Indeed, the Supreme Court is the highest court in the US federal judiciary. The justices are the “final arbitrary”: they “have the ultimate say on such contentious issues as abortion and gun control”. But most importantly, they are appointed for life. For the above reasons, I believe that yes, a decades–old sexual assault matters and should impact the access to such an amount of power for such a long time. It should matter because of the nature of the act, but also because if the investigation had been held thoroughly and the allegations proven right, Kavanaugh would have been guilty of perjury in front of the US Senate Judiciary Committee, which would undoubtedly question his integrity on the whole. 

In fact, I have not even mentioned the most serious issue yet in regard to what happened the last few days. Judge Brett Kavanaugh –  might as well say Justice Brett Kavanaugh – is a Republican with alarming views and has been elected by this small majority in part because of them.

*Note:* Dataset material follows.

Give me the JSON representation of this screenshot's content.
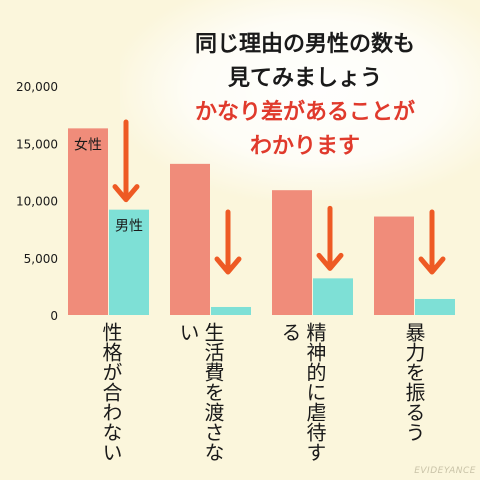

Regarding abortion, in a dissent from 2017, Kavanaugh mentioned “that the Government has permissible interests in favoring fetal life, protecting the best interests of a minor, and refraining from facilitating abortion”. These political views on abortion were to be expected from Donald Trump’s nominee considering the President said himself as early as 2016, that he “would be appointing pro-life judges” in order to have the Supreme Court overturn Roe v. Wade, the US Case Law that established “a woman’s right to have an abortion”.

On the environmental matter, Kavanaugh believes in global warming but questions the authority of the Environmental Protection Agency (EPA) to act on it. John Walk, the Clean Air Director and senior attorney for the Natural Resources Defense Council (NRDC) accused Kavanaugh of “mischaracterising” one of his cases in order to disguise his opinions as more consensual and environment-friendly although he “ruled against on 3 of their 4 challenges”. And it does not stop here. In an article that he wrote named “Separation of Powers during the forty-fourth presidency and beyond”, Kavanaugh made the following proposal: “Provide sitting presidents with a temporary deferral of civil suits and of criminal prosecutions and investigations”, namely exempting presidents in office from being subjected to the same process as everyone else. Last but not least, Justice Brett Kavanaugh challenges net neutrality that he considers “unlawful”, he refused to give his personal opinion about same-sex marriage during the third day of confirmation hearings and the list does not stop there. In any case, if the Senate had voted in majority against him on Saturday, Donald Trump would have appointed another nominee with similar conservative and dangerous views – although maybe not accused of sexual misconduct this time.


Donald Trump made a very “excited” declaration on Twitter following the Senate’s verdict, which formalizes the second appointment he made in the Supreme Court since the beginning of his mandate in January 2017. In the end, what anti-Trump feared the most since the election has happened: if the authority of Donald Trump will eventually terminate in a couple of years, the political views of those appointed justices however, will influence American laws for decades.